HISTORY: 2024 Act No. 204 (H.4754), Section 1, eff May 21, 2024.

SECTION 40-57-920.Approval of education providers and instructors.

(A) All providers and instructors seeking approval by the commission must submit an application and applicable fee to the commission on prescribed forms. To attain approval, applicants must meet qualification requirements as provided in regulations. Approval from the commission must be attained prior to commencement of instruction. If the commission approves an application, a notification must be issued by the commission.

(B) The commission may deny, reprimand, fine, suspend, or revoke the approval of an education provider or instructor if the commission finds violations of statutory or regulatory requirements. If an application for a provider, instructor, or course is not approved, the reason must be detailed and provided to the provider or instructor.

HISTORY: 2024 Act No. 204 (H.4754), Section 1, eff May 21, 2024.

SECTION 40-57-930.Renewal of licenses.

(A) Providers and instructors shall renew their licenses with the commission biennially. The commission may audit providers offering distance education courses to ensure the certification from ARELLO, IDECC, or other national certifying entities as approved by the commission, is maintained.
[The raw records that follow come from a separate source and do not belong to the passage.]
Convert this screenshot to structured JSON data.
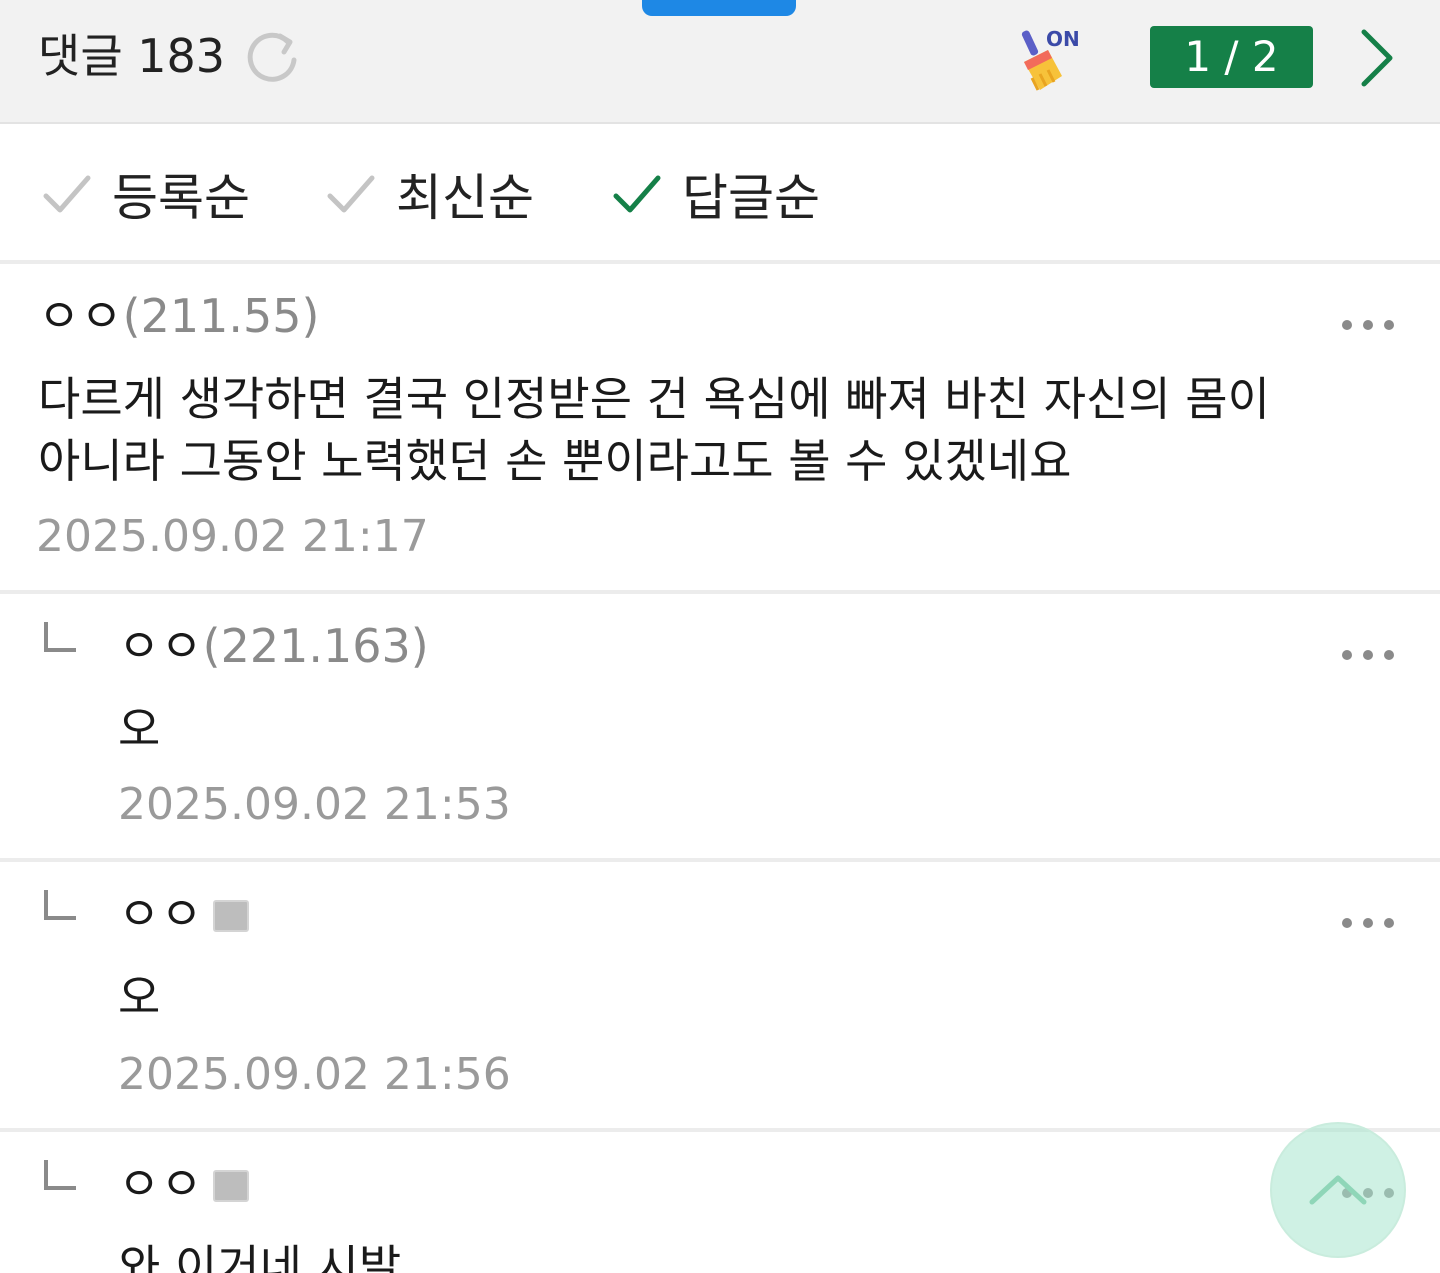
{
  "header": {
    "title": "댓글 183",
    "cleaner_badge": "ON",
    "page_indicator": "1 / 2"
  },
  "sort": {
    "options": [
      {
        "label": "등록순",
        "selected": false
      },
      {
        "label": "최신순",
        "selected": false
      },
      {
        "label": "답글순",
        "selected": true
      }
    ]
  },
  "comments": [
    {
      "nick": "ㅇㅇ",
      "ip": "(211.55)",
      "text_line1": "다르게 생각하면 결국 인정받은 건 욕심에 빠져 바친 자신의 몸이",
      "text_line2": "아니라 그동안 노력했던 손 뿐이라고도 볼 수 있겠네요",
      "time": "2025.09.02 21:17"
    },
    {
      "nick": "ㅇㅇ",
      "ip": "(221.163)",
      "text": "오",
      "time": "2025.09.02 21:53"
    },
    {
      "nick": "ㅇㅇ",
      "text": "오",
      "time": "2025.09.02 21:56"
    },
    {
      "nick": "ㅇㅇ",
      "text": "와 이거네 시발"
    }
  ],
  "colors": {
    "accent_green": "#158048",
    "handle_blue": "#1e88e5",
    "muted_gray": "#9a9a9a"
  }
}
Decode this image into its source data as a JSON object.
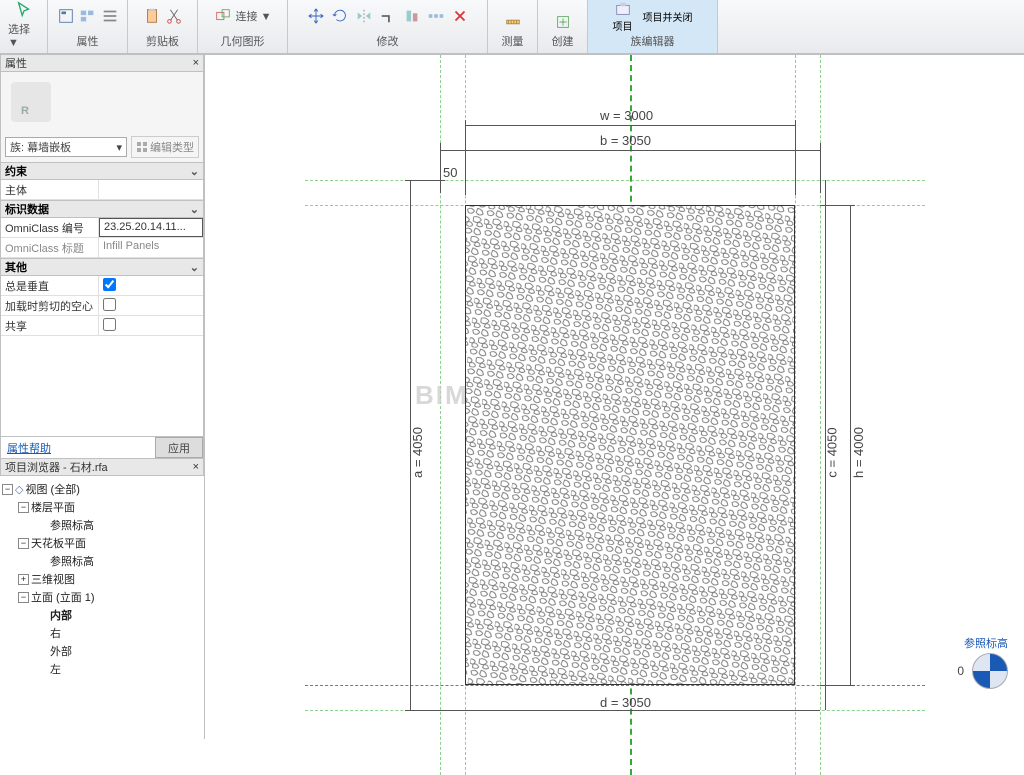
{
  "ribbon": {
    "select": "选择 ▼",
    "properties": "属性",
    "clipboard": "剪贴板",
    "geometry": "几何图形",
    "modify": "修改",
    "measure": "测量",
    "create": "创建",
    "famEditor": "族编辑器",
    "project": "项目",
    "projectClose": "项目并关闭"
  },
  "propsPanel": {
    "title": "属性",
    "typeLabel": "族: 幕墙嵌板",
    "editType": "编辑类型",
    "sec_constraint": "约束",
    "host": "主体",
    "sec_id": "标识数据",
    "omniNum_k": "OmniClass 编号",
    "omniNum_v": "23.25.20.14.11...",
    "omniTitle_k": "OmniClass 标题",
    "omniTitle_v": "Infill Panels",
    "sec_other": "其他",
    "alwaysVert": "总是垂直",
    "voidWhenCut": "加载时剪切的空心",
    "shared": "共享",
    "helpLink": "属性帮助",
    "apply": "应用"
  },
  "browser": {
    "title": "项目浏览器 - 石材.rfa",
    "viewsAll": "视图 (全部)",
    "floorPlan": "楼层平面",
    "refLevel": "参照标高",
    "ceilingPlan": "天花板平面",
    "threeD": "三维视图",
    "elevations": "立面 (立面 1)",
    "interior": "内部",
    "right": "右",
    "exterior": "外部",
    "left": "左"
  },
  "drawing": {
    "w": "w = 3000",
    "b": "b = 3050",
    "fifty": "50",
    "a": "a = 4050",
    "c": "c = 4050",
    "h": "h = 4000",
    "d": "d = 3050"
  },
  "view": {
    "reference": "参照标高",
    "zero": "0"
  },
  "watermark": "BIM"
}
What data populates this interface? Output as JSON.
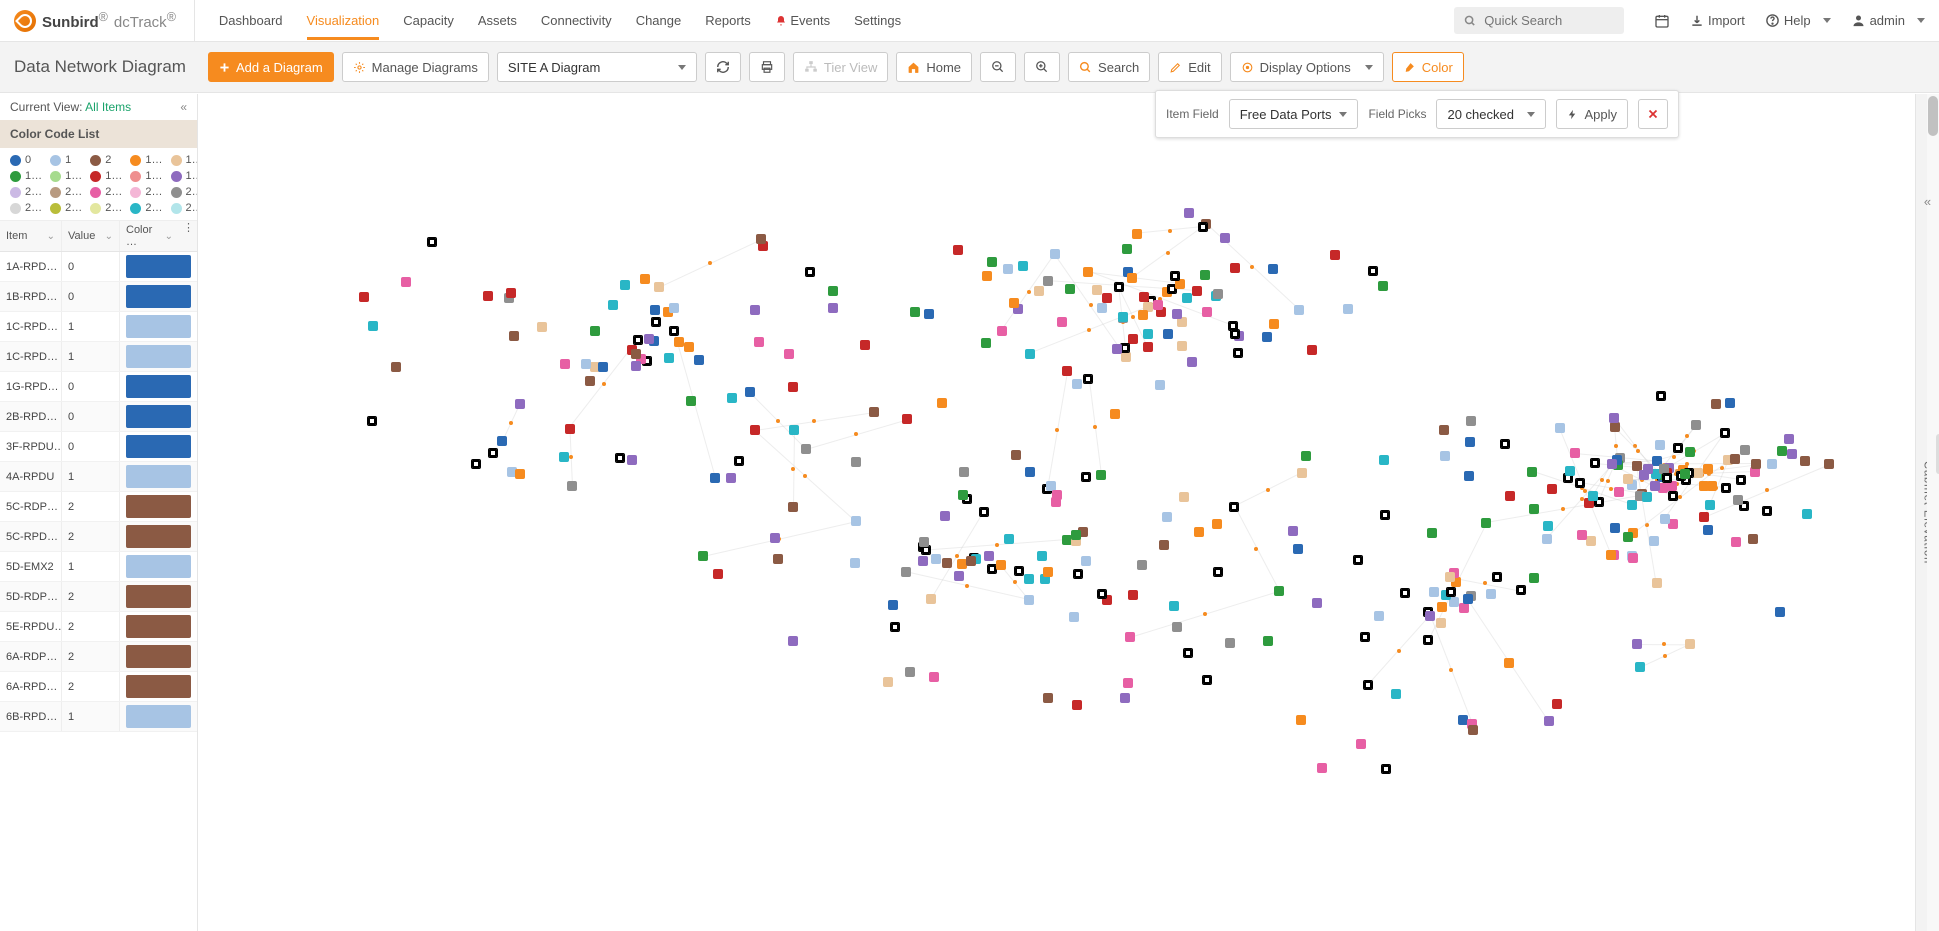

Failure to maintain certification will result in withdrawal of commission approval.

(B) As a condition of renewal, instructors shall attend instructor development workshops sponsored by the commission or provide evidence of equivalent hours of continuing education that increases their knowledge of the subject content in their area of expertise of their teaching techniques.

HISTORY: 2024 Act No. 204 (H.4754), Section 1, eff May 21, 2024.